Блондин с опаской посмотрел на присевшего Стрелка. Совсем крышей поехал. Что теперь с ним делать? Может и, вправду, пришить? Влепить сейчас пулю, как обещал, и уйти. Блондин медленно стал поднимать пистолет, но тут справа, совсем близко, что-то зашуршало, пискнуло.
Блондин включил фонарик, который сжимал в левой руке и вздрогнул. Ему показалось, что та баба, бомжиха, которую он пришил, шевелится. Твою мать.
Шевелились тряпки на груди убитой, свет фонарика отразился в мелких красных бусинках. Крысы.
Крысы прибежали на запах свежей крови и, пока люди тут сходят с ума, устроили себе небольшую пирушку. Блондин вскинул руку с пистолетом и трижды нажал на спуск. Вот вам, крысы. Две пули попали в крыс, сидевших в тряпье на груди убитой, а третья ударила в ее лицо.

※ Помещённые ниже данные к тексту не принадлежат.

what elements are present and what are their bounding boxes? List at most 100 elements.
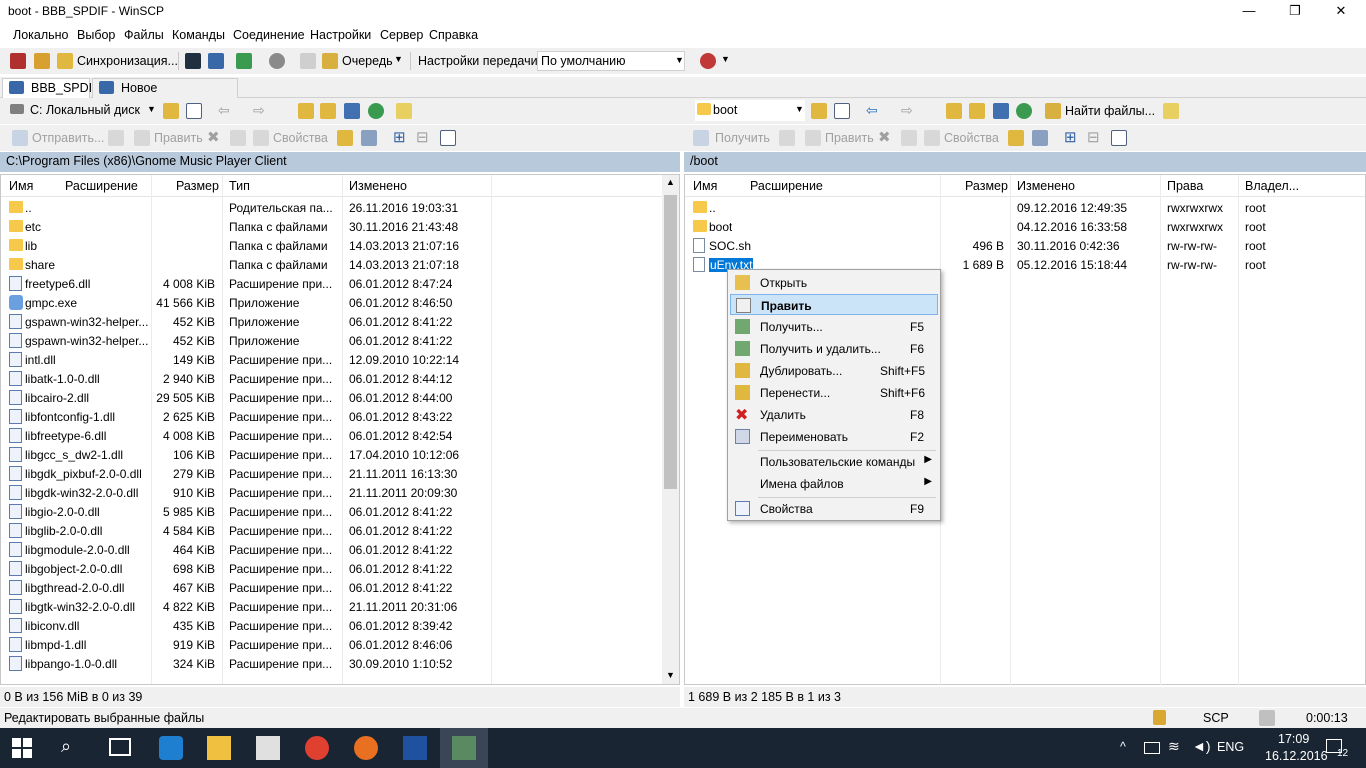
table-row[interactable]: libgdk_pixbuf-2.0-0.dll 279 KiB Расширение… bbox=[1, 465, 679, 484]
tray-chevron-icon[interactable]: ^ bbox=[1120, 740, 1126, 754]
unselect-icon[interactable]: ⊟ bbox=[416, 128, 429, 146]
open-folder-icon[interactable] bbox=[811, 103, 827, 119]
table-row[interactable]: libgdk-win32-2.0-0.dll 910 KiB Расширение … bbox=[1, 484, 679, 503]
menu-commands[interactable]: Команды bbox=[172, 28, 225, 42]
chevron-down-icon[interactable]: ▼ bbox=[721, 54, 730, 64]
table-row[interactable]: freetype6.dll 4 008 KiB Расширение при... 0… bbox=[1, 275, 679, 294]
table-row[interactable]: libgthread-2.0-0.dll 467 KiB Расширение пр… bbox=[1, 579, 679, 598]
menu-item-get-delete[interactable]: Получить и удалить... F6 bbox=[730, 338, 938, 359]
maximize-button[interactable]: ❐ bbox=[1272, 0, 1318, 22]
get-button[interactable]: Получить bbox=[715, 131, 770, 145]
language-indicator[interactable]: ENG bbox=[1217, 740, 1244, 754]
properties-button[interactable]: Свойства bbox=[944, 131, 999, 145]
chrome-icon[interactable] bbox=[305, 736, 329, 760]
minimize-button[interactable]: — bbox=[1226, 0, 1272, 22]
start-icon[interactable] bbox=[12, 738, 32, 758]
menu-item-move[interactable]: Перенести... Shift+F6 bbox=[730, 382, 938, 403]
scroll-down-icon[interactable]: ▼ bbox=[666, 670, 675, 680]
winscp-task-active[interactable] bbox=[440, 728, 488, 768]
menu-connection[interactable]: Соединение bbox=[233, 28, 305, 42]
menu-item-delete[interactable]: ✖ Удалить F8 bbox=[730, 404, 938, 425]
menu-item-duplicate[interactable]: Дублировать... Shift+F5 bbox=[730, 360, 938, 381]
new-folder-icon[interactable] bbox=[1008, 130, 1024, 146]
task-view-icon[interactable] bbox=[109, 738, 131, 756]
table-row[interactable]: libglib-2.0-0.dll 4 584 KiB Расширение при… bbox=[1, 522, 679, 541]
table-row[interactable]: gspawn-win32-helper... 452 KiB Приложение 0… bbox=[1, 332, 679, 351]
properties-button[interactable]: Свойства bbox=[273, 131, 328, 145]
col-changed[interactable]: Изменено bbox=[1017, 179, 1075, 193]
col-changed[interactable]: Изменено bbox=[349, 179, 407, 193]
wifi-icon[interactable]: ≋ bbox=[1168, 738, 1180, 755]
chevron-down-icon[interactable]: ▼ bbox=[394, 54, 403, 64]
clock-date[interactable]: 16.12.2016 bbox=[1265, 749, 1328, 763]
col-rights[interactable]: Права bbox=[1167, 179, 1203, 193]
edge-icon[interactable] bbox=[159, 736, 183, 760]
select-all-icon[interactable]: ⊞ bbox=[1064, 128, 1077, 146]
delete-icon[interactable]: ✖ bbox=[207, 128, 220, 146]
left-file-panel[interactable]: Имя Расширение Размер Тип Изменено .. Род… bbox=[0, 174, 680, 685]
open-folder-icon[interactable] bbox=[163, 103, 179, 119]
table-row[interactable]: SOC.sh 496 B 30.11.2016 0:42:36 rw-rw-rw-ro… bbox=[685, 237, 1365, 256]
find-files-button[interactable]: Найти файлы... bbox=[1065, 104, 1155, 118]
menu-item-open[interactable]: Открыть bbox=[730, 272, 938, 293]
table-row[interactable]: boot 04.12.2016 16:33:58 rwxrwxrwx root bbox=[685, 218, 1365, 237]
menu-server[interactable]: Сервер bbox=[380, 28, 423, 42]
table-row[interactable]: share Папка с файлами 14.03.2013 21:07:18 bbox=[1, 256, 679, 275]
table-row[interactable]: libmpd-1.dll 919 KiB Расширение при... 06.0… bbox=[1, 636, 679, 655]
table-row[interactable]: gspawn-win32-helper... 452 KiB Приложение 0… bbox=[1, 313, 679, 332]
left-path-bar[interactable]: C:\Program Files (x86)\Gnome Music Playe… bbox=[0, 152, 680, 172]
store-icon[interactable] bbox=[256, 736, 280, 760]
menu-item-get[interactable]: Получить... F5 bbox=[730, 316, 938, 337]
scroll-thumb[interactable] bbox=[664, 195, 677, 489]
synchronize-icon[interactable] bbox=[57, 53, 73, 69]
table-row[interactable]: libfontconfig-1.dll 2 625 KiB Расширение п… bbox=[1, 408, 679, 427]
battery-icon[interactable] bbox=[1144, 742, 1160, 754]
queue-folder-icon[interactable] bbox=[322, 53, 338, 69]
root-dir-icon[interactable] bbox=[320, 103, 336, 119]
table-row[interactable]: .. 09.12.2016 12:49:35 rwxrwxrwx root bbox=[685, 199, 1365, 218]
table-row[interactable]: libcairo-2.dll 29 505 KiB Расширение при..… bbox=[1, 389, 679, 408]
refresh-icon[interactable] bbox=[368, 103, 384, 119]
parent-dir-icon[interactable] bbox=[946, 103, 962, 119]
edit-button[interactable]: Править bbox=[154, 131, 203, 145]
compare-icon[interactable] bbox=[10, 53, 26, 69]
col-ext[interactable]: Расширение bbox=[65, 179, 138, 193]
refresh-icon[interactable] bbox=[236, 53, 252, 69]
refresh-icon[interactable] bbox=[1016, 103, 1032, 119]
table-row[interactable]: lib Папка с файлами 14.03.2013 21:07:16 bbox=[1, 237, 679, 256]
edit-button[interactable]: Править bbox=[825, 131, 874, 145]
col-size[interactable]: Размер bbox=[965, 179, 1008, 193]
table-row[interactable]: intl.dll 149 KiB Расширение при... 12.09.20… bbox=[1, 351, 679, 370]
col-owner[interactable]: Владел... bbox=[1245, 179, 1299, 193]
col-size[interactable]: Размер bbox=[176, 179, 219, 193]
forward-icon[interactable]: ⇨ bbox=[253, 102, 265, 119]
table-row[interactable]: libiconv.dll 435 KiB Расширение при... 06.0… bbox=[1, 617, 679, 636]
menu-item-rename[interactable]: Переименовать F2 bbox=[730, 426, 938, 447]
clock-time[interactable]: 17:09 bbox=[1278, 732, 1309, 746]
table-row[interactable]: libgio-2.0-0.dll 5 985 KiB Расширение при.… bbox=[1, 503, 679, 522]
scroll-up-icon[interactable]: ▲ bbox=[666, 177, 675, 187]
menu-select[interactable]: Выбор bbox=[77, 28, 115, 42]
parent-dir-icon[interactable] bbox=[298, 103, 314, 119]
home-icon[interactable] bbox=[344, 103, 360, 119]
filter-select-icon[interactable] bbox=[440, 130, 456, 146]
menu-help[interactable]: Справка bbox=[429, 28, 478, 42]
table-row[interactable]: libgcc_s_dw2-1.dll 106 KiB Расширение при.… bbox=[1, 446, 679, 465]
sync-browse-icon[interactable] bbox=[34, 53, 50, 69]
filter-icon[interactable] bbox=[186, 103, 202, 119]
menu-item-custom-commands[interactable]: Пользовательские команды ▶ bbox=[730, 451, 938, 472]
queue-icon[interactable] bbox=[300, 53, 316, 69]
table-row[interactable]: etc Папка с файлами 30.11.2016 21:43:48 bbox=[1, 218, 679, 237]
send-button[interactable]: Отправить... bbox=[32, 131, 104, 145]
menu-local[interactable]: Локально bbox=[13, 28, 69, 42]
menu-item-properties[interactable]: Свойства F9 bbox=[730, 498, 938, 519]
table-row[interactable]: libgtk-win32-2.0-0.dll 4 822 KiB Расширени… bbox=[1, 598, 679, 617]
filter-icon[interactable] bbox=[834, 103, 850, 119]
home-icon[interactable] bbox=[993, 103, 1009, 119]
putty-icon[interactable] bbox=[208, 53, 224, 69]
new-folder-icon[interactable] bbox=[337, 130, 353, 146]
search-icon[interactable]: ⌕ bbox=[61, 736, 71, 757]
transfer-settings-select[interactable]: По умолчанию ▼ bbox=[537, 51, 685, 71]
table-row[interactable]: libatk-1.0-0.dll 2 940 KiB Расширение при.… bbox=[1, 370, 679, 389]
right-path-bar[interactable]: /boot bbox=[684, 152, 1366, 172]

Стрелок вскочил, ему показалось, что стрелял Блондин в него. Вскочил и увидел, как мертвое лицо разлетелось на осколки, на брызги и лоскутки.
Он замер, не в силах отвести взгляд.
– Бежать надо, какого черта, – крикнул Блондин, – что мы тут возимся?
Бежать. Да, действительно, нужно бежать, подумал Стрелок. Бежать. Забрать винтовку и бежать.
Он присел, нащупал оружие у себя под ногами и встал.
Блондин бросился в темноту чердака, освещая дорогу прыгающим лучом фонарика, к дальнему выходу. Стрелок побежал следом. Сейчас нужно бежать. Нужно успеть уйти до того, как сюда нагрянут. А с этим кретином он разберется потом, после всего этого. И не исключено, что для него он сделает исключение и убьет его не на расстоянии. Лицом к лицу.
Точно так же, как сам Блондин сейчас расстреливал крыс.
Нина и Лина. Лина и Нина. Обе блондинки, обе крашенные, обе молодые, обе с глазами, прозрачными до самого затылка. Глазами, не замутненными интеллектом.
И гадом буду, подумал Гаврилин, если им есть хотя бы по семнадцать лет. Если у них что и есть, так это личики и фигурки. Вполне достаточно, чтобы сделать себе карьеру.
Только ни Лина, ни Нина карьерой пока не озабочены. Они озабочены досугом. Ровесники надоели, скукота страшная, даже поговорить не с кем. Родители не мешают, но заняты своим бизнесом. Клубы замучили, там с серьезным человеком не познакомишься. Хорошо еще, что Центр досуга открылся. Красиво, совсем по западному и безопасно. Так классно.
Гаврилин молча кивал, пока подружки излагали ему свои жизненные проблемы, время от времени вставляя в разговор глубокомысленные «серьезно?», «действительно» и «вот это правильно». Ай да Маша, ай да умница. С таким сопровождением у него точно не будет времени скучать. Как там она сказала? Пошлепаешь по попкам?
Очень даже ничего себе попки. Когда Гаврилина показывал, как правильно держать кий в момент удара, обе эти попки по очереди весьма впечатляюще прижимались к его уязвимым местам.
Когда под его чутким руководством Нина (или Лина?) забила первый в своей жизни бильярдный шар, Гаврилин удостоился поцелуя в губы. Если это товарищеский поцелуй благодарности, подумал он, переводя дыхание, то, что же тогда поцелуй взасос?
Кии двигались как попало, шары носились по сукну стола, как молекулы в броуновском движении, девочки наперебой тянули Гаврилина к себе для того, чтобы он помог им правильно прицеливаться, и радостно бросались ему на шею, когда ему все-таки удавалось направить кий, куда нужно.
Девочки были в восторге и выражали этот восторг так бурно, что вынырнувший из боковой двери Алик предложил перейти в самую дальнюю комнату, именуемую аппендиксом.
– Там вам никто не будет мешать, – сказал Алик девушкам, продемонстрировав свой коронный удар навесом.